Spark Media Solutions proudly announces a new member of our team, Drew Combs (@CombsDrew), our legal reporter who recently covered the Bay Area Legal Marketing Association (LMA) event on Generational Marketing. Here is Drew’s report and his interviews with the presenters and the attendees on their reactions.

Marketing campaigns that reflect generational differences are staples of many industries, but the legal industry isn’t one of them. This needs to change, according to two law firm marketing executives. Jonathan Fitzgarrald and Heather Morse, who head up marketing at Greenberg Glusker and Barger & Wolen, respectively, contend that law firms could benefit from embracing generationally-tailored marketing campaigns.

On March 20, 2014, the duo previewed their Legal Marketing Association’s Annual Conference presentation, “Generational Marketing: Strategies and Tactics for Engagement with Boomers, Gen Xers and Millennials,” to members of LMA’s Bay Area Chapter.
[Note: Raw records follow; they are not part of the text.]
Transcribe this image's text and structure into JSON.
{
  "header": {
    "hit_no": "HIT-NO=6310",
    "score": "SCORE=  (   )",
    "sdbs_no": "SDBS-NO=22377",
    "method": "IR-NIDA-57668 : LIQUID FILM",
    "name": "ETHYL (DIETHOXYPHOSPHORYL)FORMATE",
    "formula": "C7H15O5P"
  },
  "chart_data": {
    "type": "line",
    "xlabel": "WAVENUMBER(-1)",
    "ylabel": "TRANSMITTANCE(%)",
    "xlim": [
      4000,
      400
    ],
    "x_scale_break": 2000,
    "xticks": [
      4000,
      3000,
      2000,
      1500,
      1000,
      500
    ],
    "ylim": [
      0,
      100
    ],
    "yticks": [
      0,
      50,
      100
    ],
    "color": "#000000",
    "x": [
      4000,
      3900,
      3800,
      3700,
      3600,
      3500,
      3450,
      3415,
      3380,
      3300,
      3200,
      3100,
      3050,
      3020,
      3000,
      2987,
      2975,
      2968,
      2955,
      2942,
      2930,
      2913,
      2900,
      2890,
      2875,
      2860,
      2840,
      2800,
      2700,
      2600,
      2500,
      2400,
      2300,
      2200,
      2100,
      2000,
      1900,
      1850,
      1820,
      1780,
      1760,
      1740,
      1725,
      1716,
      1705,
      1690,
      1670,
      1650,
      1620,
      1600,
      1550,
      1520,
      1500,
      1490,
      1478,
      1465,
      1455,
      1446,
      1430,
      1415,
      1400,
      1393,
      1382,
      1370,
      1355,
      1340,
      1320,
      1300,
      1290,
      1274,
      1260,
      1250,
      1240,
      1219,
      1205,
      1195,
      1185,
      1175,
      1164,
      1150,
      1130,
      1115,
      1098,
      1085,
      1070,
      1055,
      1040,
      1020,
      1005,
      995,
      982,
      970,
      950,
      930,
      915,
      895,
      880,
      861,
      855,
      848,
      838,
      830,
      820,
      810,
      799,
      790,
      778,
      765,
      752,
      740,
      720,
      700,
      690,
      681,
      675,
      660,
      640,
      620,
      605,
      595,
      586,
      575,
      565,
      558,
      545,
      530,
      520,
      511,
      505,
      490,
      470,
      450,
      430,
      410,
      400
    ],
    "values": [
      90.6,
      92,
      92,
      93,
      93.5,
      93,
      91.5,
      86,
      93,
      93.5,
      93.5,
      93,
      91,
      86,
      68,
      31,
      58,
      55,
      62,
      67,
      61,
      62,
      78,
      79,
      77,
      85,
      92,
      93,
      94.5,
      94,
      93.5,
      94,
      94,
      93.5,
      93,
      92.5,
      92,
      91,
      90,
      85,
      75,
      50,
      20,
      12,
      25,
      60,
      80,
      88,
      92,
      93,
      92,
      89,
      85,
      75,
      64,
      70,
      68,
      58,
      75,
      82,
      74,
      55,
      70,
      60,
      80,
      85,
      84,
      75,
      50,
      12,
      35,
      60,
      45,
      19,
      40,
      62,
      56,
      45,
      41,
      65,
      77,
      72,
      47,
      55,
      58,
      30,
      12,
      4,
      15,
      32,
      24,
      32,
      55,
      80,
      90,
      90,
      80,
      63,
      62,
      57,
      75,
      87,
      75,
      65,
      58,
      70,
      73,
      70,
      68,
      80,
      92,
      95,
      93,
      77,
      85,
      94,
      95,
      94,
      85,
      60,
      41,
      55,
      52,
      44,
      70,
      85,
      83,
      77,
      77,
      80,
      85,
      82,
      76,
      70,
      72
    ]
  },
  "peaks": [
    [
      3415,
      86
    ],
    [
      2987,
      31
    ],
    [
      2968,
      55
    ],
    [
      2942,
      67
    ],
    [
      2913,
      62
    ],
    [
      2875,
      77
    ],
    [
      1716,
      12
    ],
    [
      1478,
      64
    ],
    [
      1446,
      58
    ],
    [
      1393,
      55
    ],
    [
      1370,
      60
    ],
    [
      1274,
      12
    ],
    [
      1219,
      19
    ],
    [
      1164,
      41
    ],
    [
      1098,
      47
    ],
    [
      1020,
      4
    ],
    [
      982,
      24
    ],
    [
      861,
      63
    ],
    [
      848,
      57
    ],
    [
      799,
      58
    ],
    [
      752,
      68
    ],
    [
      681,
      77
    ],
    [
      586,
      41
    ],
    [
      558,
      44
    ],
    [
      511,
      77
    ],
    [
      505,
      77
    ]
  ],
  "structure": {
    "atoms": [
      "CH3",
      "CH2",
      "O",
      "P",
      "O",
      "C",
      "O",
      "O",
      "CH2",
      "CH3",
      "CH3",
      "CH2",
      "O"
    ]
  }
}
Fitzgarrald and Morse began by segmenting the current American workforce into three generational cohorts: Boomers, Gen Xers, and Millennials. Roughly speaking birth years serve as an easy way to characterize these generational groups, but Fitzgarrald and Morse assert that there are outliers and each person’s own life experiences and affinities are most important in determining their cohort.

While determining a generation’s beginning and ending date might be open to interpretation, that’s where the ambiguity ends. During the presentation, Fitzgarrald and Morse lay out salient and consequential differences between the generational cohorts. For example, Baby Boomers tend to be individualistic, while Gen Xers tend to be more collaborative. Other generation-defining markers, such as suburbs for Baby Boomers and MTV for Gen Xers, make it more challenging for persons of different generations to make a quick connection during a networking event or pitch session.

According to Fitzgarrald and Morse, these inter-generational miscues are especially problematic for law firms because, while Baby Boomers dominate leaderships positions at law firms (only three AmLaw 100 managing partners are Gen Xers), the generational leadership change in corporate America (law firms’ clients) is in full swing.

To fix this problem, Fitzgarrald and Morse contend that law firms have to recognize that generational cohorts are valid categories and should be viewed somewhat similarly to other ways in which they might define their workforce. For example, when doling out leadership roles and putting together clients teams, law firms should value generational diversity.

Additionally, Fitzgarrald and Morse argue that there will be other benefits to firms that recognize and respect generational differences. Foremost, they will be able to more astutely respond to Gen Xers and Millennials in their own workforce, thereby making the firm most attractive as a workplace. At some point Baby Boomers will have to turn over their practices, and it’s in their interest that the Gen Xers and Millennials there that will take over those practices are bright, engaged, and committed to the firm.